Wer angestellt ist, wird automatisch pflichtversichert, meist bei der Österreichischen Gesundheitskasse. Der Beitrag geht wie in Deutschland vom Lohn ab, Familienangehörige ohne eigenes Einkommen sind mitversichert. Du bekommst eine e-card, die als Schlüssel für alle Arztbesuche dient. Anders als in Deutschland gibt es eine Rezeptgebühr je Packung und in manchen Fällen einen Selbstbehalt. Selbständige laufen über die Sozialversicherung der Selbständigen. Wer ohne Job kommt, muss sich selbst versichern, das ist möglich, aber nicht umsonst.
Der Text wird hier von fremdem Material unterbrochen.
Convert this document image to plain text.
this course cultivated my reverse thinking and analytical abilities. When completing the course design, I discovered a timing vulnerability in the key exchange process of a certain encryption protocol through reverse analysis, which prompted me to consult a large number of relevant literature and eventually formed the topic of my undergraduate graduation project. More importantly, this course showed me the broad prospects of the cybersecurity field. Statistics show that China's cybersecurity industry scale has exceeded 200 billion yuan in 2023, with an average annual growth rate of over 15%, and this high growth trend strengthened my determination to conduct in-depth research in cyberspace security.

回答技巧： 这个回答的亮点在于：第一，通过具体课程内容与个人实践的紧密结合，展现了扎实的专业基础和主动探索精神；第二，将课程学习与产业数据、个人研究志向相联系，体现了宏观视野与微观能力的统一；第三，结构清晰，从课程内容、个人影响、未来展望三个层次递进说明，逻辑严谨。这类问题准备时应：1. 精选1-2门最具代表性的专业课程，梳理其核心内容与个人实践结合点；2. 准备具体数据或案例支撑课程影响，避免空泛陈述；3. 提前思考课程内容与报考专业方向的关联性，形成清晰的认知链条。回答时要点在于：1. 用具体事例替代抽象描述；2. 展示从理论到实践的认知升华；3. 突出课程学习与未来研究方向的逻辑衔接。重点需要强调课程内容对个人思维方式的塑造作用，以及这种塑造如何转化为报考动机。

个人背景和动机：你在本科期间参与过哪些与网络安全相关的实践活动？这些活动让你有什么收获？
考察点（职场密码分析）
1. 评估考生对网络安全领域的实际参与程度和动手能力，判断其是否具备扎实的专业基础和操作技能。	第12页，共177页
Daueraufenthalt und Einbürgerung

Nach fünf Jahren durchgehendem rechtmäßigem Aufenthalt kannst du eine Bescheinigung des Daueraufenthalts beantragen. Bei der Einbürgerung liegt die Hürde nicht in Deutschland: Seit der Reform im Juni 2024 verliert man die deutsche Staatsangehörigkeit nicht mehr, wenn man eine weitere annimmt, Mehrstaatigkeit ist aus deutscher Sicht also möglich. Die Bedingung stellt Österreich: Für die Einbürgerung wird in aller Regel die Aufgabe der bisherigen Staatsbürgerschaft verlangt, Doppelstaatsbürgerschaft ist nur in engen Ausnahmefällen vorgesehen, und Österreich gilt hier als eines der strengsten Länder Europas. Anders als in manchen anderen Ländern ist das hier keine Formsache: Österreich verlangt in der Regel den Nachweis, dass du aus der bisherigen Staatsbürgerschaft entlassen bist, bevor die österreichische verliehen wird. Die Reihenfolge lässt also keinen Spielraum. Praktisch heißt das: dauerhaft bleiben ja, österreichischer Pass nur um den Preis des deutschen. Ältere Ratgeber schreiben das Gegenteil oder begründen es falsch, prüfe das Datum ihrer Angaben.

Deutsche Rente

Die deutsche Rente wird nach Österreich gezahlt. Beitragszeiten aus beiden Ländern werden für die Anspruchsprüfung zusammengerechnet, jedes Land zahlt seinen eigenen Teil. Wer in Österreich arbeitet, zahlt in die dortige Pensionsversicherung ein. Ein Detail, das viele überrascht: Auch die österreichische Pension kennt 14 Auszahlungen im Jahr.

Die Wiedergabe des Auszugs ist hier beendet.